Do anyone else struggle?

I was wondering...does anyone else struggle with the need to cover the requirements for the HSE/GED and outcomes for Post-Assessments like TABE in mathematics?  How do you do it?  I was reading and article: "Uncovering the Math Curriculum" by Marilyn Burns and she describes opening up the math.  But does narrowing the focus keep programs from making the educational gains they need?  Do learners benefit more or less from this type of instruction?  What are your thoughts?

Brooke

Comments

Hey Brooke!

We use the TABE test and students definitely want to improve test scores and sometimes don't see the correlation. I don't spend time talking about TABE in class, but I make sure to note what we've done in class that is tested on the TABE. For example, when I teach fractions I don't say "You need this for your TABE test." I do say "This will be on your GED exam."

I believe that if you prepare students for the GED exam, then you will teach (or reinforce) the skills needed to grow on the TABE exam. I do this because students don't come to my school to do well on the TABE, they come for their GED (and other things). It is easier to sell the work and thus keep the student's interest high this way. I think this way benefits the students more because they're engaged because it will benefit them. 

Thoughts? 

I love Marilyn Burns... I want to revolutionize our teaching per her approach.   I love her  https://mathreasoninginventory.com/ 

I'd love to research whether de-emphasizing "practice for the test problems!" and focusing on concepts and patterns would improve our students' math performance on tests and everywhere else math comes up. 

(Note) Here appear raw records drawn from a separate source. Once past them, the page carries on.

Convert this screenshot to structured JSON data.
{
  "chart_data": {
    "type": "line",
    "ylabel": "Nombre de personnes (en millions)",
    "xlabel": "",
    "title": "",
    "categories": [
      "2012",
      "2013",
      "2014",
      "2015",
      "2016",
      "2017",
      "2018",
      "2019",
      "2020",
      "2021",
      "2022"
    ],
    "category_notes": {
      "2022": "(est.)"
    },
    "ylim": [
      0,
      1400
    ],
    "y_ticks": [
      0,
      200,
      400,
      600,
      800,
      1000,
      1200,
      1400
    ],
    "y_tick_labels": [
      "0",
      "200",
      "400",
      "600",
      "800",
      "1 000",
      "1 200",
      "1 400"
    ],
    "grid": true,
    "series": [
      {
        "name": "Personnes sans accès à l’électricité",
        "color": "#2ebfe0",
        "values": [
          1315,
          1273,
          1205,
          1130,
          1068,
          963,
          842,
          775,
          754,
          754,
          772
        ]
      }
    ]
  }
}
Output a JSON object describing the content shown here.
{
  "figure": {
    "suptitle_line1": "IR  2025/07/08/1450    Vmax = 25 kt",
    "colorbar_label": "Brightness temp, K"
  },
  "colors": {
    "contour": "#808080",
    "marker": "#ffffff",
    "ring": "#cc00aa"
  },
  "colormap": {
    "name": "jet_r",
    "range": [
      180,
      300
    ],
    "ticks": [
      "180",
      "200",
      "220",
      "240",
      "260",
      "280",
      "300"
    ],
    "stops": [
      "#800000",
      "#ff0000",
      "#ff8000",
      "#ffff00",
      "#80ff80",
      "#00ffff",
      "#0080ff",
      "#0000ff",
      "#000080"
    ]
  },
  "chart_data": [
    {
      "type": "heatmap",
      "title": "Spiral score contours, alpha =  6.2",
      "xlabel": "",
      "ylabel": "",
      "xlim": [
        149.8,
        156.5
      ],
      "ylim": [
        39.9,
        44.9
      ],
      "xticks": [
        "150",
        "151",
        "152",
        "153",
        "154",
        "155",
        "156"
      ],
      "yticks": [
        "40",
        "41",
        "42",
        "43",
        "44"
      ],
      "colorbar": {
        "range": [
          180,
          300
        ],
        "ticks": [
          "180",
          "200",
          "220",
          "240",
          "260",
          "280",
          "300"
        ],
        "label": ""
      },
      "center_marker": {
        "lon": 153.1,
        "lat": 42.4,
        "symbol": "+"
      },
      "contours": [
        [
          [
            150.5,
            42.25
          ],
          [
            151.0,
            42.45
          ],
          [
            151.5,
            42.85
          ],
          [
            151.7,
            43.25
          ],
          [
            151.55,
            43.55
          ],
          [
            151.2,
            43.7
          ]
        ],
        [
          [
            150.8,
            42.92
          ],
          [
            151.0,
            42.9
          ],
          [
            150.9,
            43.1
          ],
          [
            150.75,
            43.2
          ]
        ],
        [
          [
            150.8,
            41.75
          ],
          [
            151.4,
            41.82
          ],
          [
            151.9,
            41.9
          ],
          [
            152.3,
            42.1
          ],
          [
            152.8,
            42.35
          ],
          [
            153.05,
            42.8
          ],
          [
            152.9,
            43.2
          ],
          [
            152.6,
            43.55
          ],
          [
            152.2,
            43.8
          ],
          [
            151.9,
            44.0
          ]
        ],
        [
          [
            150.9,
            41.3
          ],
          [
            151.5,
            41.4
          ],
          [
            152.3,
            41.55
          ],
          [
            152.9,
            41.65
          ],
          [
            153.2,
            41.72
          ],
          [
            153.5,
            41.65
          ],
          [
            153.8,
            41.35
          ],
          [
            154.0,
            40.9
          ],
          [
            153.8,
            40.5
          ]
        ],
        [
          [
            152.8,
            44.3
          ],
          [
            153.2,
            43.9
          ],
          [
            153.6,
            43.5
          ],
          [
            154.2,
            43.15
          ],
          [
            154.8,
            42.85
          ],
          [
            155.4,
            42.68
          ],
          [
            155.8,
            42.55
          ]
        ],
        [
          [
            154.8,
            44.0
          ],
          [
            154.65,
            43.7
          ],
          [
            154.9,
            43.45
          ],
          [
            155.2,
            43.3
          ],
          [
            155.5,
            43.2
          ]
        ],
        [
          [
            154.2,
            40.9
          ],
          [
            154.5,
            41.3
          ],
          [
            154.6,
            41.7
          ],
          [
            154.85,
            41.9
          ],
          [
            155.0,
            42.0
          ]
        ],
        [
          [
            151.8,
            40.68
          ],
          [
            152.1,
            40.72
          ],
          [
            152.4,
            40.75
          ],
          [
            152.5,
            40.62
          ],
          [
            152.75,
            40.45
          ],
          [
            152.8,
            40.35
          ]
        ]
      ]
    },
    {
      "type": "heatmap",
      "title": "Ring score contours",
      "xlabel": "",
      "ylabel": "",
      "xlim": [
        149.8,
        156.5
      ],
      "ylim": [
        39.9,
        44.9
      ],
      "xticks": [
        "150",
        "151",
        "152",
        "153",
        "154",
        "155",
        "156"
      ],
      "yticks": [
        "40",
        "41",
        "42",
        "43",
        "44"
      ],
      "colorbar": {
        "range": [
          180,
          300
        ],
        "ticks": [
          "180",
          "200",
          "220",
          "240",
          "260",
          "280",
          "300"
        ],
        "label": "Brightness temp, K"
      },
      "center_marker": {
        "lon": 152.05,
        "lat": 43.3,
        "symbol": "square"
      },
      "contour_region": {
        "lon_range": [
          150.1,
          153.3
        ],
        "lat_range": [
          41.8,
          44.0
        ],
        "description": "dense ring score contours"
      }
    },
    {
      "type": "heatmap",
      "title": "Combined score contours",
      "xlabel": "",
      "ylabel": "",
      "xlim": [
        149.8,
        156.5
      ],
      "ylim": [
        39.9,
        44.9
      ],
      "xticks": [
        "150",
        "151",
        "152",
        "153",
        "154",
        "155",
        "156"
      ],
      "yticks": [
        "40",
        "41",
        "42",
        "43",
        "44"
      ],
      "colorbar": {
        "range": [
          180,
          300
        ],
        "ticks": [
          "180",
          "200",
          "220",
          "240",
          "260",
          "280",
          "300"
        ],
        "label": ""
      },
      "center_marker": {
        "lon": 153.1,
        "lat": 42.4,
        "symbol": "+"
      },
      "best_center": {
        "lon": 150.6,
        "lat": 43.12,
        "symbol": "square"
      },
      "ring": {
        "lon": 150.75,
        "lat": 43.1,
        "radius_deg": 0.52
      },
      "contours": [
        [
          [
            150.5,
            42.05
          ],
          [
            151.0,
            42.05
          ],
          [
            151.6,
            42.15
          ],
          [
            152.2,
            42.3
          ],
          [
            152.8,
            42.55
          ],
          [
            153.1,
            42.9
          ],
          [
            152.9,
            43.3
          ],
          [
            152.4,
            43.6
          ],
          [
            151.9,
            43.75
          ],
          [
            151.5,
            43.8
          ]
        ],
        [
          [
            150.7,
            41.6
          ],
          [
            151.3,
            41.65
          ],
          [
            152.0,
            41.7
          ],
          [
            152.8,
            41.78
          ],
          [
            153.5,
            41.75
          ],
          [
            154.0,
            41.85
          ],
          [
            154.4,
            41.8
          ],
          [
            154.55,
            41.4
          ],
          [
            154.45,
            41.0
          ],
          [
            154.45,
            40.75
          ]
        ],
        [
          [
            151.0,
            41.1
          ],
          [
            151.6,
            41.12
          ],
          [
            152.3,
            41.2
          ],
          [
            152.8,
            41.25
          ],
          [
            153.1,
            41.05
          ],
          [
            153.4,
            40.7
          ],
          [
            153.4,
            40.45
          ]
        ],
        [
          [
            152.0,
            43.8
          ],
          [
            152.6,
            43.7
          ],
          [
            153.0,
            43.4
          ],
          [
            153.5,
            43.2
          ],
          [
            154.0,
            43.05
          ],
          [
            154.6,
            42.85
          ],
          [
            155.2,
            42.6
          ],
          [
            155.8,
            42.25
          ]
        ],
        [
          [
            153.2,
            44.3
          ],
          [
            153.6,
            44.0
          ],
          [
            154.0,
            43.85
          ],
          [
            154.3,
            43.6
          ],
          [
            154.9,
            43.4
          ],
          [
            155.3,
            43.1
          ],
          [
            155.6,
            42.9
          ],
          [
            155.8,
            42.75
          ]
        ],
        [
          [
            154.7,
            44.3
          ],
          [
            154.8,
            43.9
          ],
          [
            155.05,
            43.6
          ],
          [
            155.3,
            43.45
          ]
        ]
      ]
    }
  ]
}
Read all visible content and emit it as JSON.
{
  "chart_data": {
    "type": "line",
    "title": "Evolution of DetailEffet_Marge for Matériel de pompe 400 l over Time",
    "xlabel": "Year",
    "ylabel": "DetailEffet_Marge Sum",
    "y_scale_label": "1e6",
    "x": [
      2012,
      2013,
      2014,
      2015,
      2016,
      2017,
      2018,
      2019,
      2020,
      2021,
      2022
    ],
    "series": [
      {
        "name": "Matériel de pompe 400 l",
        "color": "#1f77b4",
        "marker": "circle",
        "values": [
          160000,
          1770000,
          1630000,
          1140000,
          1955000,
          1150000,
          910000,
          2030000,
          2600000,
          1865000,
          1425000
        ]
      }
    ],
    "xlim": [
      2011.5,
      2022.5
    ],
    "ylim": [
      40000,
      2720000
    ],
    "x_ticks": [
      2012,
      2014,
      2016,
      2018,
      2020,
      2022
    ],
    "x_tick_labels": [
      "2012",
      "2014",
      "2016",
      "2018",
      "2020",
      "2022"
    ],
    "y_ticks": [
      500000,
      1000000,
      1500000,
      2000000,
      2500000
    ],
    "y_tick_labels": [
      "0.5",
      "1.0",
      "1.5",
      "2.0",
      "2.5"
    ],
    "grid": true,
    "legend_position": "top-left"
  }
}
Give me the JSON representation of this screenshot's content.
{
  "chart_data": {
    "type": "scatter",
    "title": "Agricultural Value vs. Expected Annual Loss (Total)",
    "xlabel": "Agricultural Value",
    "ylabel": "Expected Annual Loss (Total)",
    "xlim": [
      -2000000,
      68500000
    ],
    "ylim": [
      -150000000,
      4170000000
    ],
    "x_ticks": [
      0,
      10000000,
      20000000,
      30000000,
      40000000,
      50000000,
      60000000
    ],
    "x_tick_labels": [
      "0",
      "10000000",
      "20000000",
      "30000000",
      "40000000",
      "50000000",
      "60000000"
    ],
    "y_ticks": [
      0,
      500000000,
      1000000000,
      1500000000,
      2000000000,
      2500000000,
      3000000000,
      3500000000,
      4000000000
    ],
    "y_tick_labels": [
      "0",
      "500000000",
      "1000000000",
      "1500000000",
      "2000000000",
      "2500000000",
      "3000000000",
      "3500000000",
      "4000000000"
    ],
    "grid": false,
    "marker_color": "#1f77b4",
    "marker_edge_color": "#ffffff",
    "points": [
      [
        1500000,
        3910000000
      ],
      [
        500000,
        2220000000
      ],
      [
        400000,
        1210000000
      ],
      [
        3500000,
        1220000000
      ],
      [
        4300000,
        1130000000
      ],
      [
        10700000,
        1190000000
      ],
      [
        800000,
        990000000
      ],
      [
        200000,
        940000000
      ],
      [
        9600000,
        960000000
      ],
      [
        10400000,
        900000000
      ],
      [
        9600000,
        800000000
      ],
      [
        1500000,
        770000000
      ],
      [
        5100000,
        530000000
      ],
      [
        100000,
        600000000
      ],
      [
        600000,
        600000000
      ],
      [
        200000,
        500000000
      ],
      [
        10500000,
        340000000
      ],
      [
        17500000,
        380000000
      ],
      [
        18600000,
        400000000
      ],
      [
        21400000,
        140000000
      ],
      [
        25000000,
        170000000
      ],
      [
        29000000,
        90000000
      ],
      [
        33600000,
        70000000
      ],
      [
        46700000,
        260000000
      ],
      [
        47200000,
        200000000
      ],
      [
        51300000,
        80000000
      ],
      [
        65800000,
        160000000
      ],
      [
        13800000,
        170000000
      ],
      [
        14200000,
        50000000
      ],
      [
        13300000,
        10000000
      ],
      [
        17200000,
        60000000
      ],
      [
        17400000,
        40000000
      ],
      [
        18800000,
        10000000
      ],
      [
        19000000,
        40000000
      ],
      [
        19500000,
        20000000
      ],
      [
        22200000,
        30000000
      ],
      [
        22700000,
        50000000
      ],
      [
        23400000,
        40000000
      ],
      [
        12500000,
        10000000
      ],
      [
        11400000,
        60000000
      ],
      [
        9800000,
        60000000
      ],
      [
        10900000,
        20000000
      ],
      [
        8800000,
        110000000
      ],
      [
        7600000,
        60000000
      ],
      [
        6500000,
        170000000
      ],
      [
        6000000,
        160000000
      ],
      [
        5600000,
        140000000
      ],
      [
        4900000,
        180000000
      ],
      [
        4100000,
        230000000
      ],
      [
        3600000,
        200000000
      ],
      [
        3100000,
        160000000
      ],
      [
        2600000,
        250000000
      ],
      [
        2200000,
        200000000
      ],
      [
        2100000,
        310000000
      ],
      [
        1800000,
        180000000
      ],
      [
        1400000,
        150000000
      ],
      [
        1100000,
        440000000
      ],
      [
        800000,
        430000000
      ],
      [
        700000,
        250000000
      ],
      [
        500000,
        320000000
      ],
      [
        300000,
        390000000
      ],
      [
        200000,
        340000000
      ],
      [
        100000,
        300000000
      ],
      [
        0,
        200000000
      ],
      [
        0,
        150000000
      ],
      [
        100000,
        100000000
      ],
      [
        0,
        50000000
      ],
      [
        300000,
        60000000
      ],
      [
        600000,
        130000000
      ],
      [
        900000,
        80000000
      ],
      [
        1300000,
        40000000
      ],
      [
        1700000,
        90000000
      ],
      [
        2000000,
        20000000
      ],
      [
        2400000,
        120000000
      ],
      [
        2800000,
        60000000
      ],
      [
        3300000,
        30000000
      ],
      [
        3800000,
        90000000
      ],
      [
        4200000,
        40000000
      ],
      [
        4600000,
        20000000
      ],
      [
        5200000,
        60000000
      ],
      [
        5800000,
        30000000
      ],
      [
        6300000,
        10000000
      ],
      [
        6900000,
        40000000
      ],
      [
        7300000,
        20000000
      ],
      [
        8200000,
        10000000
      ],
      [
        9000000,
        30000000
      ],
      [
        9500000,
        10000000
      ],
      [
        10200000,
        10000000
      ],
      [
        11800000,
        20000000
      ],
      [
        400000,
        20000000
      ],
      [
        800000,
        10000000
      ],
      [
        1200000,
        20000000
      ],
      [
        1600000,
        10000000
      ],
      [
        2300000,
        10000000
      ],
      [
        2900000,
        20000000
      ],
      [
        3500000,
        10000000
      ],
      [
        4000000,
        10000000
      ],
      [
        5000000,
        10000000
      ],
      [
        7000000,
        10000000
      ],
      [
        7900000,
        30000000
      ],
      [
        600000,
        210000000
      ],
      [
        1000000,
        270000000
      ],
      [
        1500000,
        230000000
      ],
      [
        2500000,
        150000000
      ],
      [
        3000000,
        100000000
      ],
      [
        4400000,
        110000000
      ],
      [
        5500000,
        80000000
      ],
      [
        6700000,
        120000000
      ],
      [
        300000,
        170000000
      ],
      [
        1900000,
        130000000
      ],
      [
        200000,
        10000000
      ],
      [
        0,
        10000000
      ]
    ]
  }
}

We don't prep people for tests -- they get here with a diploma but often no skills, so I don't know if the experiences compare (our students *know* they have to take harder math after the basic ones).   

When our lowest scorers were taught procedurally, the results were extremely dismal.   2 out of 40 students in the last semester they did it like that went on to pass another math course -- our developmental, pre-algebra course.   The other 42 either didn't make it through the initial course, or didn't make it through Pre-Algebra.    

From working with the students, it was not something acceleration or encouragement would remedy:  they were striving to memorize procedures and applying them in all kinds of weird ways and places.   

We're getting big improvements, though I'm not really sure we're up to even 50% success rate (I know it's at least 15%, so we're 3 times as good as before... but that's still dismal.)  

   Here, in our pre-algebra class, I've been really impressed at a trend towards trying to understand.   Maybe it's just a good semester, but I see folks coming in who have had very little previous success w/ math, and who said that they "just used the calculator," who have shifted to thinking about things and doing them "by hand," and ... be sitting down... sometimes doing things like 76/4 *by hand with long division* instead of getting the calculator.   I think it is because the faculty teaches the concepts... and then the students spend hours with ALEKS practicing with the adaptive software that builds from really basic to 'the real thing.'   (I wish it had some more visuals, but...) 

If you're really bored, https://www.carnegiefoundation.org/wp-content/uploads/2013/05/stigler_dev-math.pdf   is an article that outlines  developmental math student conceptual knowledge (or lack there of):   

   If asked to find the least common multiple of 6 and 9, they’d say “3.”   Asked what percent 21 is of 14, they’d flip the numbers.  

They would do what "looked right."      

 Then this:  ” Students’ tendencies to make the errors outlined above were quite consistent: when they could make these errors, they did. We looked at the ten items on each of the two tests that were answered correctly by the most students. None of these items provided opportunities for making the kinds of errors identified above.”